L’integrazione dei filtri anti adv nei browser può spingere il mercato a una riqualificazione dei prodotti a favore di soluzioni e formati sempre più innovativi. Ne è convinto il Ceo di Triboo Media

di Alessandra La Rosa
09 giugno 2017
GIAN-GIACOMO-CORNO-TRIBOO
Giangiacomo Corno

Google ha annunciato che l’anno prossimo integrerà un ad blocker sul suo browser Chrome.

Non sarà l’unico. Anche Apple infatti ha intenzione a breve di inserire un ad tracker blocker all’interno di Safari, insieme a un’opzione capace di mettere automaticamente in pausa i video in autoplay.

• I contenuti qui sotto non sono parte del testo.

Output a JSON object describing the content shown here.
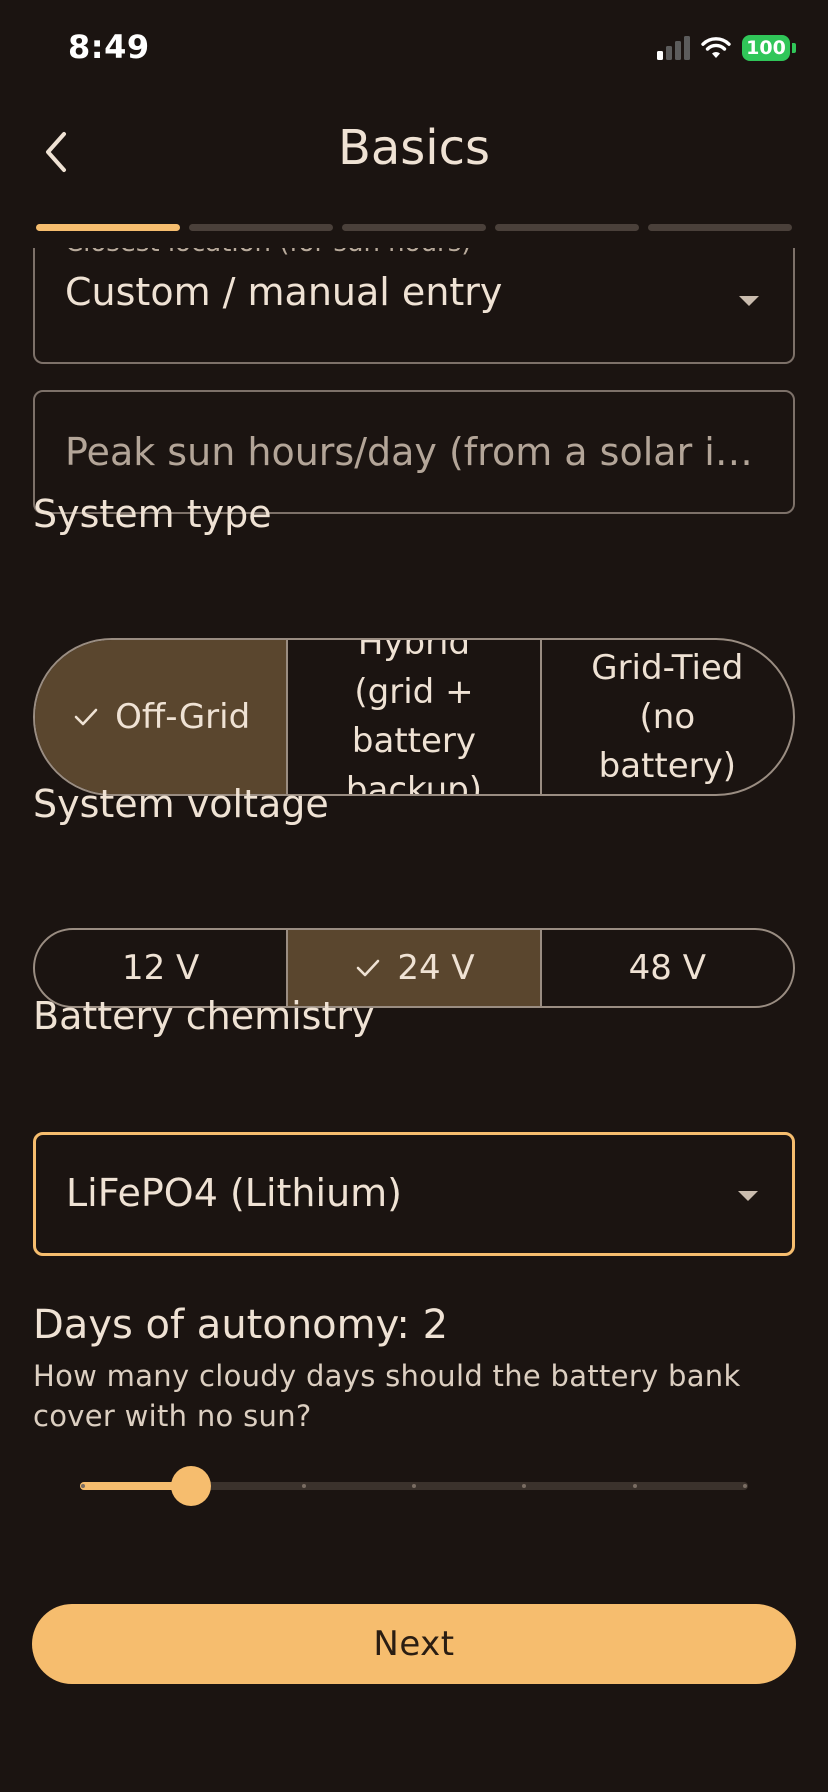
{
  "status_bar": {
    "time": "8:49",
    "battery": "100"
  },
  "header": {
    "title": "Basics",
    "back_icon": "chevron-left-icon"
  },
  "progress": {
    "total_steps": 5,
    "current_step": 1
  },
  "location": {
    "label": "Closest location (for sun hours)",
    "value": "Custom / manual entry"
  },
  "sun_hours": {
    "placeholder": "Peak sun hours/day (from a solar i…",
    "value": ""
  },
  "system_type": {
    "label": "System type",
    "options": [
      {
        "label": "Off-Grid",
        "selected": true
      },
      {
        "label": "Hybrid (grid + battery backup)",
        "selected": false
      },
      {
        "label": "Grid-Tied (no battery)",
        "selected": false
      }
    ]
  },
  "system_voltage": {
    "label": "System voltage",
    "options": [
      {
        "label": "12 V",
        "selected": false
      },
      {
        "label": "24 V",
        "selected": true
      },
      {
        "label": "48 V",
        "selected": false
      }
    ]
  },
  "battery_chemistry": {
    "label": "Battery chemistry",
    "value": "LiFePO4 (Lithium)"
  },
  "autonomy": {
    "label": "Days of autonomy: 2",
    "help": "How many cloudy days should the battery bank cover with no sun?",
    "min": 1,
    "max": 7,
    "value": 2
  },
  "next_button": {
    "label": "Next"
  },
  "colors": {
    "background": "#1b1411",
    "accent": "#f6bd6e",
    "selected_segment": "#5a462e",
    "text": "#efe2d4"
  }
}
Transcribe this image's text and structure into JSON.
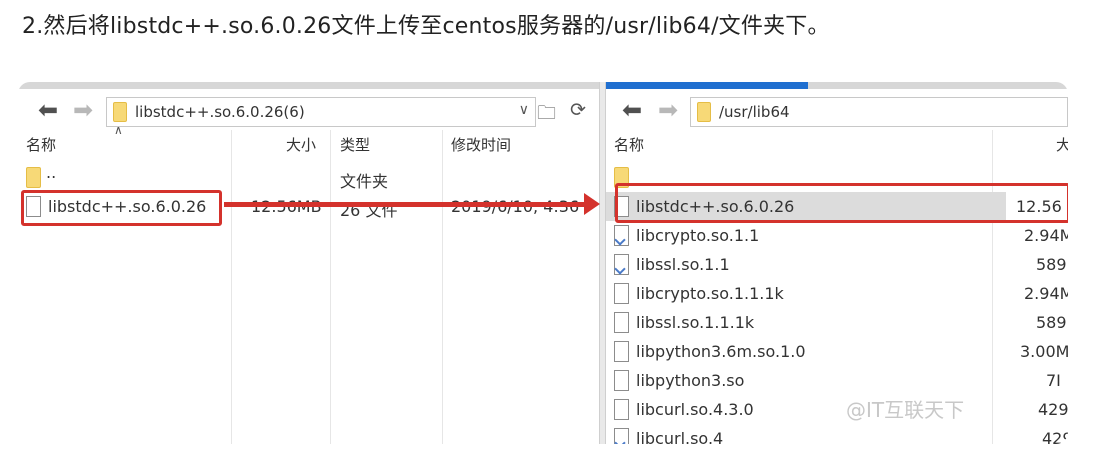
{
  "heading": "2.然后将libstdc++.so.6.0.26文件上传至centos服务器的/usr/lib64/文件夹下。",
  "left_pane": {
    "path": "libstdc++.so.6.0.26(6)",
    "columns": {
      "name": "名称",
      "size": "大小",
      "type": "类型",
      "modified": "修改时间"
    },
    "rows": [
      {
        "name": "..",
        "size": "",
        "type": "文件夹",
        "modified": "",
        "icon": "folder-icon"
      },
      {
        "name": "libstdc++.so.6.0.26",
        "size": "12.56MB",
        "type": "26 文件",
        "modified": "2019/6/10, 4:36",
        "icon": "file-icon"
      }
    ]
  },
  "right_pane": {
    "path": "/usr/lib64",
    "columns": {
      "name": "名称",
      "size": "大"
    },
    "rows": [
      {
        "name": "..",
        "size": "",
        "icon": "folder-icon"
      },
      {
        "name": "libstdc++.so.6.0.26",
        "size": "12.56",
        "icon": "file-icon"
      },
      {
        "name": "libcrypto.so.1.1",
        "size": "2.94M",
        "icon": "symlink-file-icon"
      },
      {
        "name": "libssl.so.1.1",
        "size": "589I",
        "icon": "symlink-file-icon"
      },
      {
        "name": "libcrypto.so.1.1.1k",
        "size": "2.94M",
        "icon": "file-icon"
      },
      {
        "name": "libssl.so.1.1.1k",
        "size": "589I",
        "icon": "file-icon"
      },
      {
        "name": "libpython3.6m.so.1.0",
        "size": "3.00M",
        "icon": "file-icon"
      },
      {
        "name": "libpython3.so",
        "size": "7I",
        "icon": "file-icon"
      },
      {
        "name": "libcurl.so.4.3.0",
        "size": "429I",
        "icon": "file-icon"
      },
      {
        "name": "libcurl.so.4",
        "size": "429",
        "icon": "symlink-file-icon"
      }
    ]
  },
  "watermark": "@IT互联天下",
  "colors": {
    "highlight": "#d4322c",
    "active_tab": "#1f6fd0",
    "selected_row": "#dcdcdc"
  }
}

Due big di internet si schierano contro la pubblicità fastidiosa. Che conseguenze ci saranno per il mercato adv? Lo abbiamo chiesto a Giangiacomo Corno, Ceo di Triboo Media.

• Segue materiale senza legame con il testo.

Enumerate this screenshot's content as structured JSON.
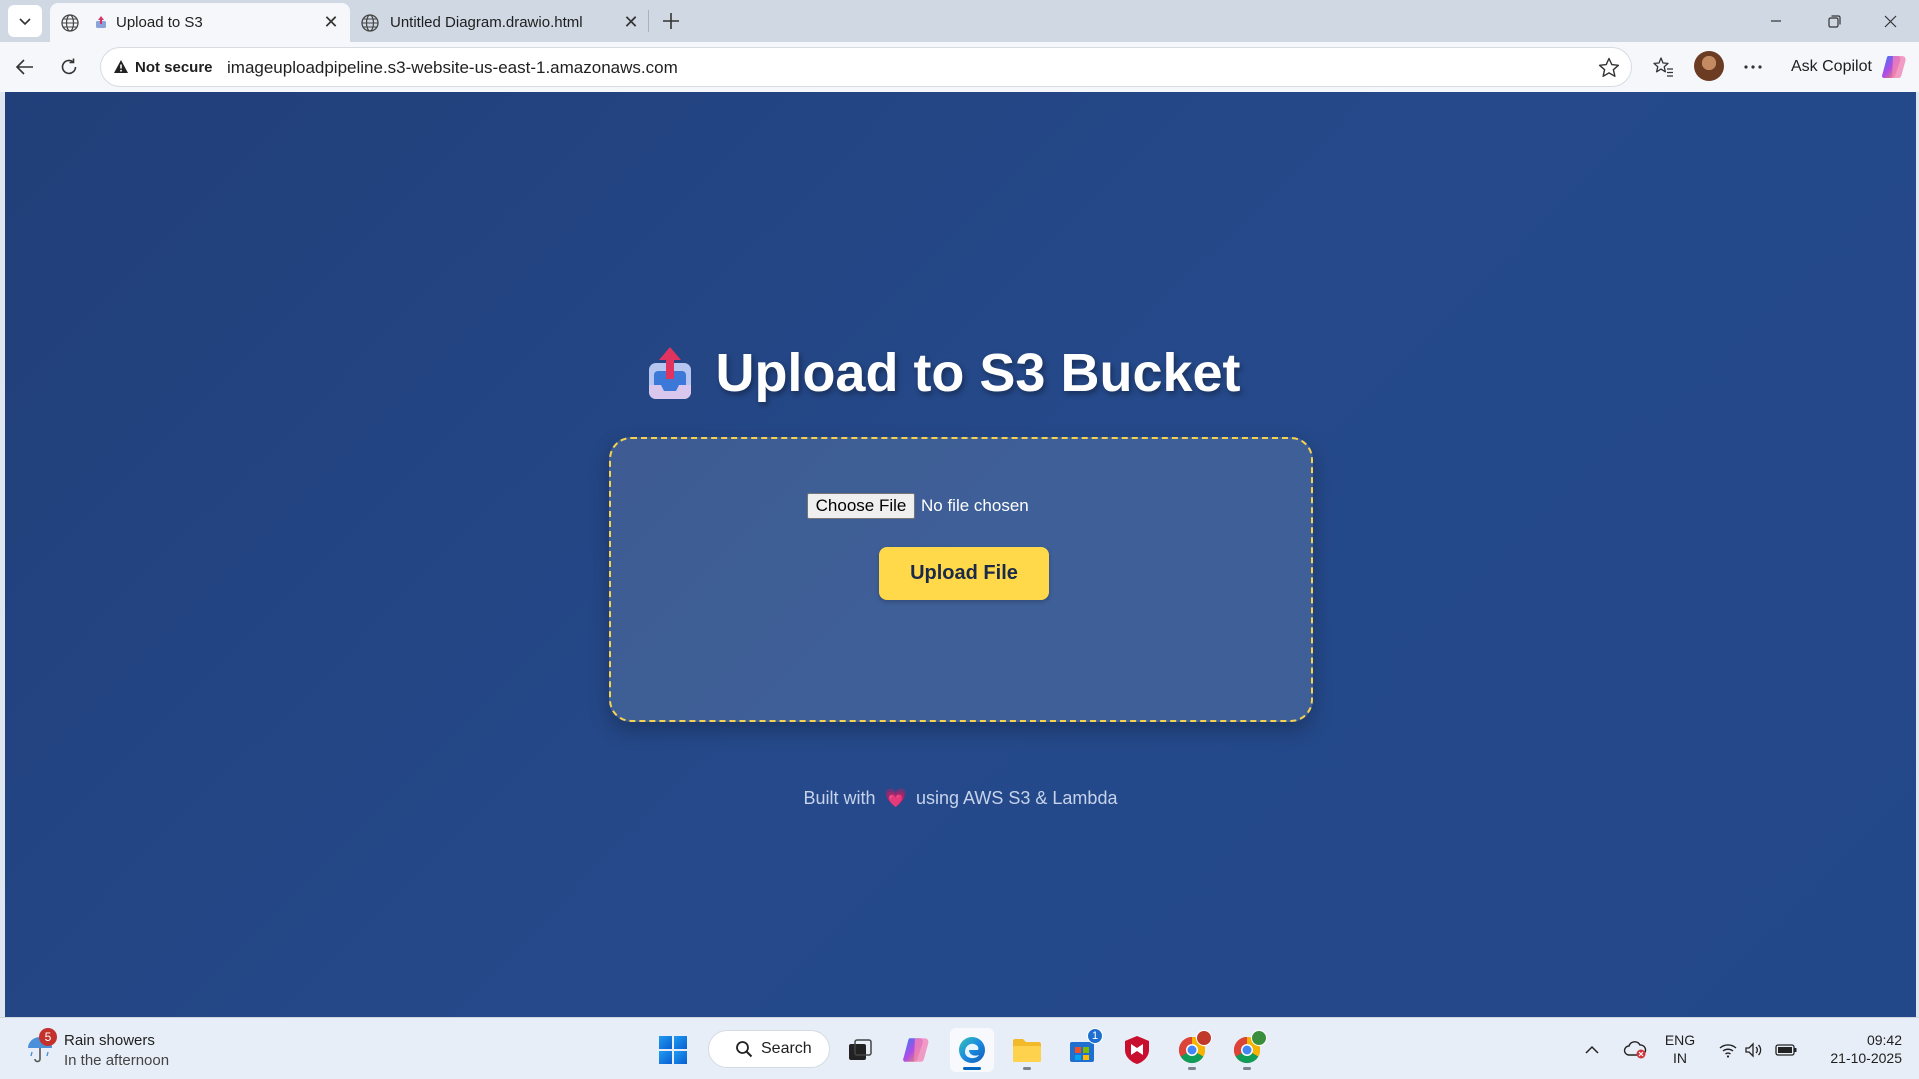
{
  "browser": {
    "tabs": [
      {
        "title": "Upload to S3",
        "active": true
      },
      {
        "title": "Untitled Diagram.drawio.html",
        "active": false
      }
    ],
    "security_label": "Not secure",
    "url": "imageuploadpipeline.s3-website-us-east-1.amazonaws.com",
    "copilot_label": "Ask Copilot"
  },
  "page": {
    "title": "Upload to S3 Bucket",
    "file_input": {
      "button_label": "Choose File",
      "status": "No file chosen"
    },
    "upload_button_label": "Upload File",
    "footer": {
      "prefix": "Built with",
      "heart": "💗",
      "suffix": "using AWS S3 & Lambda"
    },
    "colors": {
      "background": "#23468a",
      "accent": "#ffd94a",
      "card_border": "#f5d34f"
    }
  },
  "taskbar": {
    "weather": {
      "badge": "5",
      "title": "Rain showers",
      "subtitle": "In the afternoon"
    },
    "search_label": "Search",
    "store_badge": "1",
    "language": {
      "line1": "ENG",
      "line2": "IN"
    },
    "clock": {
      "time": "09:42",
      "date": "21-10-2025"
    }
  }
}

L’integrazione di ad blocker in browser molto utilizzati dagli utenti che tipo di impatto potrà avere sul mercato pubblicitario?

«Nell’ultimo anno l’utilizzo di sistemi anti-tracciamento in Italia è cresciuto del 13% come da ultime ricerche di settore, con una penetrazione maggiore sui dispositivi desktop. È evidente che l’impatto di questo fenomeno riguardi l’intero processo di comunicazione digitale. Dal punto di vista degli investimenti pubblicitari, dunque, l’aumentato utilizzo di supporti ad blocker si deve tradurre in un’opportunità per la nostra industry, verso la riqualificazione dei propri prodotti a favore di soluzioni e formati sempre più innovativi. In questo senso le soluzioni di native advertising ci supportano e ci permettono di offrire un servizio migliore. Inoltre, il digitale è un canale di comunicazione interattivo, che permette di dialogare con gli utenti tramite una molteplicità di strumenti che comprendono, oltre ai formati, per il 13% bloccati, contenuti video editoriali, redazionali e fotografici. La qualità del contenuto è quindi il nuovo parametro di misurazione della comunicazione. Gli utenti che utilizzano gli ad blocker sono gli utenti più evoluti, utilizzatori di Internet in tutte le sue forme, che desiderano essere guidati verso le soluzioni ai loro bisogni, da quelli informativi a quelli di consumo, tramite logiche differenti rispetto ai formati adv. Sono, quindi, anche quelli che tramite una giusta comunicazione, tecnicamente, si convertono meglio in consumatori».

Gli inserzionisti vogliono che i loro annunci siano ben visibili, ma questo, a lungo andare, può andare a discapito dell’esperienza di navigazione degli utenti. E’ possibile bilanciare viewability e non invasività? E se sì, come?

«Il bilanciamento non solo è possibile ma necessario. L’ossessione verso la viewability deve essere ponderata da una diminuzione di affollamento pubblicitario delle pagine e, conseguentemente, da un aumento dei prezzi. Tuttavia questo meccanismo stenta ad essere recepito e spesso l’esperienza degli utenti passa necessariamente in secondo piano. Offrire agli utenti prodotti editoriali di qualità significa garantire ai clienti prodotti altamente performanti. In questa ottica, l’obiettivo è massimizzare la viewability, contingentare gli affollamenti pubblicitari in pagina e laddove possibile integrare coerentemente contenuti e formati. Innovare significa intercettare le esigenze dei clienti declinandole nell’esperienza dell’utente: il contenuto pubblicitario deve essere parte integrante e coerente dell’esperienza di navigazione dell’utente stesso».